I gained valuable experience about the economic and social conditions that enable or constrain sustainable agriculture. Conducting dozens of hours worth of in-depth conversations with farmers gave perspective about agriculture as a business, and how different perceptions of profitability (short vs. long-term) manifest in different agricultural practices (conventional vs. sustainable). I also obtained valuable experience in designing and coordinating a large research project, and in analyzing and interpreting soil health properties such as water-stable aggregates and arbuscular mycorrhizal colonization of roots. Additionally, through the process of presenting my results for farmer audiences and creating a short film for a general audience, I improved my ability to effectively communicate complex ideas for those with limited scientific background.
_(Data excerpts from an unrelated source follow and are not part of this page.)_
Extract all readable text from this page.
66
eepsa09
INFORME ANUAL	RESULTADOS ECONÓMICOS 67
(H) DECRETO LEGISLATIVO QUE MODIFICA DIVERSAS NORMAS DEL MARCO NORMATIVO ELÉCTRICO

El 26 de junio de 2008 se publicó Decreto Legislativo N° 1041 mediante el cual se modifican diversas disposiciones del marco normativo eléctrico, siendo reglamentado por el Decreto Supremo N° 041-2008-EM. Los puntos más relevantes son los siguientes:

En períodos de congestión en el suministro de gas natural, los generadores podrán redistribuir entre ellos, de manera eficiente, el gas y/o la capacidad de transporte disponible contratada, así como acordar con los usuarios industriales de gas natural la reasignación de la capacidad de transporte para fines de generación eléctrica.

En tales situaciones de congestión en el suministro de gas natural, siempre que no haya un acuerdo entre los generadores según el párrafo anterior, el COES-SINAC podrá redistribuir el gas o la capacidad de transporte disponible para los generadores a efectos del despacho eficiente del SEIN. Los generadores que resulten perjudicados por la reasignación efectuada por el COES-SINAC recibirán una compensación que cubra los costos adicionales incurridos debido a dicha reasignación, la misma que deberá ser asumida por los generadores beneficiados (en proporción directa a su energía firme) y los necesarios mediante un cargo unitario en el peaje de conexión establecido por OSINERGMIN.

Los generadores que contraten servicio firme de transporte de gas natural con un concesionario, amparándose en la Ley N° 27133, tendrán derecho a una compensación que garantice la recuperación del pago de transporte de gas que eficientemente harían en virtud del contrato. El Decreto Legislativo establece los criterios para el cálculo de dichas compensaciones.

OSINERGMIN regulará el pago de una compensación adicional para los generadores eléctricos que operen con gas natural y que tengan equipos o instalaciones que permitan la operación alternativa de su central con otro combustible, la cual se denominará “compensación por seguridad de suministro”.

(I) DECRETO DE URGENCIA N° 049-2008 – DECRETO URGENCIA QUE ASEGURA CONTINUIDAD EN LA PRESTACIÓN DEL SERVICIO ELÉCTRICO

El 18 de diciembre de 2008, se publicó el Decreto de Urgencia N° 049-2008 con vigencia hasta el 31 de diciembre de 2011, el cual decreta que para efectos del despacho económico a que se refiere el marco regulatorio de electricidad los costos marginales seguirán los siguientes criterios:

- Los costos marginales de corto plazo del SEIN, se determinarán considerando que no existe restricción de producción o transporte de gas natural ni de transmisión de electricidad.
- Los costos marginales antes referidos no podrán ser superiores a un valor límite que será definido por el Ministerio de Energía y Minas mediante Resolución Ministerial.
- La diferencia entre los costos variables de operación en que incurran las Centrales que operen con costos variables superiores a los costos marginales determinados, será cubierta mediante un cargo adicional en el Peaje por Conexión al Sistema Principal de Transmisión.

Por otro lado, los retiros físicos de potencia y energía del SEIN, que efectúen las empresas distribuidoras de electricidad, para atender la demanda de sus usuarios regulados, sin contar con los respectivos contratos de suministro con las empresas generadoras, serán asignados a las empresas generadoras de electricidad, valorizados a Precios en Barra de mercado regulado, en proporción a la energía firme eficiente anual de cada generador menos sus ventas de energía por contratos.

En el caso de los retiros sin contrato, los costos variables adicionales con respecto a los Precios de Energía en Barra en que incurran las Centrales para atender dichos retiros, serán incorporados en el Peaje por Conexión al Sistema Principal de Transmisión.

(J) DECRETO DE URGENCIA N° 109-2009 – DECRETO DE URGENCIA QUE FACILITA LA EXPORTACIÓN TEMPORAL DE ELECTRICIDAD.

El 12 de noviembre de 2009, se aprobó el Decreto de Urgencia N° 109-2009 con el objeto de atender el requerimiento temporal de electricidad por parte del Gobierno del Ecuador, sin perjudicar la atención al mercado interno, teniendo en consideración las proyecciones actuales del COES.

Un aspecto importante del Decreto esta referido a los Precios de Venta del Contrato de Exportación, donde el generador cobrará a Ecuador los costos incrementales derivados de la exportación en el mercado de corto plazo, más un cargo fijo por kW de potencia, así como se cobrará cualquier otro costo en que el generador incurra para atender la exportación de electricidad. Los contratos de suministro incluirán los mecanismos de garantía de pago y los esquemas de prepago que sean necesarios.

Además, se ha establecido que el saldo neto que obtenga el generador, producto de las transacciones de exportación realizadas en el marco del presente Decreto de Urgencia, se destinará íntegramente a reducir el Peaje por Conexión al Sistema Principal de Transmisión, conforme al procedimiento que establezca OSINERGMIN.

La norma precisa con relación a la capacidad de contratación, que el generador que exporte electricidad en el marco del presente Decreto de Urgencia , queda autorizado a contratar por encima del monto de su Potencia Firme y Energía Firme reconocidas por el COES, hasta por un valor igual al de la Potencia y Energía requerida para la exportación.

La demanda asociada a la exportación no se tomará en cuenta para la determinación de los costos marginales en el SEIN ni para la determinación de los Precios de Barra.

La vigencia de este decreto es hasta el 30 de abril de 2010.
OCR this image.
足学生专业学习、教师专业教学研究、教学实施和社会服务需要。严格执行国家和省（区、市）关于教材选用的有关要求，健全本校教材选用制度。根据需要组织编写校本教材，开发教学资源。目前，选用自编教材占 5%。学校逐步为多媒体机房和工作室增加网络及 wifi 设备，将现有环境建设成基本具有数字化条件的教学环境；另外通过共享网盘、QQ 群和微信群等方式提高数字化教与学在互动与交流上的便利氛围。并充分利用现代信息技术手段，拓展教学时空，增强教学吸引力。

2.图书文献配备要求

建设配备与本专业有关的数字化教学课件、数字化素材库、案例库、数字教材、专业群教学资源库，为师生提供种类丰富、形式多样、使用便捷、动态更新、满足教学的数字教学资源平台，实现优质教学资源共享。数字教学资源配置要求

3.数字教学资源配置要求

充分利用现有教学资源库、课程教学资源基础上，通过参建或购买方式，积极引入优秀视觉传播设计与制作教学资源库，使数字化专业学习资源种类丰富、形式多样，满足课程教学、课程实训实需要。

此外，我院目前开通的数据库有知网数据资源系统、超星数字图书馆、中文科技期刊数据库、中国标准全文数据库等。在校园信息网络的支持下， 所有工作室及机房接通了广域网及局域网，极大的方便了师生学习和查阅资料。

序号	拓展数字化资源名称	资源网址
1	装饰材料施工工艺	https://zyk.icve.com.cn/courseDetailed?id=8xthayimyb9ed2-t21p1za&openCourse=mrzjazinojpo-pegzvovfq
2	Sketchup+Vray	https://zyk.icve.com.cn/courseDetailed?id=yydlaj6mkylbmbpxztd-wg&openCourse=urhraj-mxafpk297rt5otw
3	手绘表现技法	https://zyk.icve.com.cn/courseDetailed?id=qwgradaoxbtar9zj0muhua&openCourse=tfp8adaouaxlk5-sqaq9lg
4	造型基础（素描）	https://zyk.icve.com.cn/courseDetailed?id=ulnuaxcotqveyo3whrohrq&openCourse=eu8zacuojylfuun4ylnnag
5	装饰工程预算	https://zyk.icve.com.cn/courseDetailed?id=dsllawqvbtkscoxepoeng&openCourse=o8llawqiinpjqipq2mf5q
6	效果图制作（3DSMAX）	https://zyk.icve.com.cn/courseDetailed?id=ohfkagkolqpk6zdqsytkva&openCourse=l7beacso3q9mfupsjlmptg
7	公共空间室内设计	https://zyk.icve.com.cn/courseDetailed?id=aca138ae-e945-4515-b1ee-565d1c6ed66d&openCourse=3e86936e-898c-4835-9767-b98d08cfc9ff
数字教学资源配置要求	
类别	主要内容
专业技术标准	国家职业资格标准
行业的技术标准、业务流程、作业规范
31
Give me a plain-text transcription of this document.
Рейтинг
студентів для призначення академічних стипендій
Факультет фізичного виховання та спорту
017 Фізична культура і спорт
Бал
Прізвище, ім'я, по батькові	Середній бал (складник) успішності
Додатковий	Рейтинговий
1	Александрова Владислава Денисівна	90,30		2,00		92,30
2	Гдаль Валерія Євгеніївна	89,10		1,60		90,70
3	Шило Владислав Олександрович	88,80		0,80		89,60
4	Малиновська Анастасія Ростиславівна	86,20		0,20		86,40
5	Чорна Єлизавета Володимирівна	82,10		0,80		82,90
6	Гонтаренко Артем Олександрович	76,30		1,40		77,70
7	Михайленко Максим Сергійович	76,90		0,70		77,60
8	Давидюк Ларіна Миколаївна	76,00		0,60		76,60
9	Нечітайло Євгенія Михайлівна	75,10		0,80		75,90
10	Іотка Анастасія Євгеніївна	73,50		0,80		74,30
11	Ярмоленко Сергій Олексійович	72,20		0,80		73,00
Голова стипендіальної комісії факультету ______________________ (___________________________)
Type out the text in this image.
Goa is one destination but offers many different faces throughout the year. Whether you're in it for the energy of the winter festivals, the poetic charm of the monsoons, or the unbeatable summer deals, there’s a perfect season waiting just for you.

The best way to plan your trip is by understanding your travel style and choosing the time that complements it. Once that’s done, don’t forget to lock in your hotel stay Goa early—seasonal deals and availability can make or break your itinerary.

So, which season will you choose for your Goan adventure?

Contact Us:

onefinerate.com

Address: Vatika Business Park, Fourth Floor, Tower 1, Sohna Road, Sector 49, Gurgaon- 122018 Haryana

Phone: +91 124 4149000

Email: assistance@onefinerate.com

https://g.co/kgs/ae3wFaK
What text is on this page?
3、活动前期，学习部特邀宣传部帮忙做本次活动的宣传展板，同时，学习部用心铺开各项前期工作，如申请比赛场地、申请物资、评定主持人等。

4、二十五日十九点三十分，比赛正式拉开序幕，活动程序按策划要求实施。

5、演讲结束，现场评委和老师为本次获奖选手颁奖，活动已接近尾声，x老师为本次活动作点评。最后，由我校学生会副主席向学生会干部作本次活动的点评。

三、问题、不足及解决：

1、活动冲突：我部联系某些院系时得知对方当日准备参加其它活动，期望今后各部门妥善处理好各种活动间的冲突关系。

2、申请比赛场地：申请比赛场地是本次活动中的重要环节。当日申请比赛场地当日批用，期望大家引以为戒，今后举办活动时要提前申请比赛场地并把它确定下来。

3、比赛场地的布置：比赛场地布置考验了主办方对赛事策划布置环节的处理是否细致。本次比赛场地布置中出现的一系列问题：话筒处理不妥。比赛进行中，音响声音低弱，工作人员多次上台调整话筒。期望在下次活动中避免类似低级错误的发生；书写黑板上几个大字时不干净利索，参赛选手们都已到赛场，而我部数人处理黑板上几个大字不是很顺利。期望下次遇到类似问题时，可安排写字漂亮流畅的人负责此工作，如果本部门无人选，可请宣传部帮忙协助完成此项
Further research should examine what pools are accumulating the added C in intensified systems, and determine the origin and availability of accrued C. Is the accumulated C the result of microbial byproducts that have tightly bound to mineral surfaces, or is it protected as particulate organic matter in aggregates? Addressing these questions would help explain the fate of C and generate insights for managing these pools.
Further research should also examine which preceding crops foster the most arbuscular mycorrhizal colonization in wheat, or enable the greatest reductions in herbicide and fertilizer use. Additionally, the contribution of the microbial community to higher potentially mineralizable N in continuous systems is unclear. Do higher potentially mineralizable N levels simply suggest greater N accumulation in soil, or is this observation related to a more active microbial community that is better able to cycle N?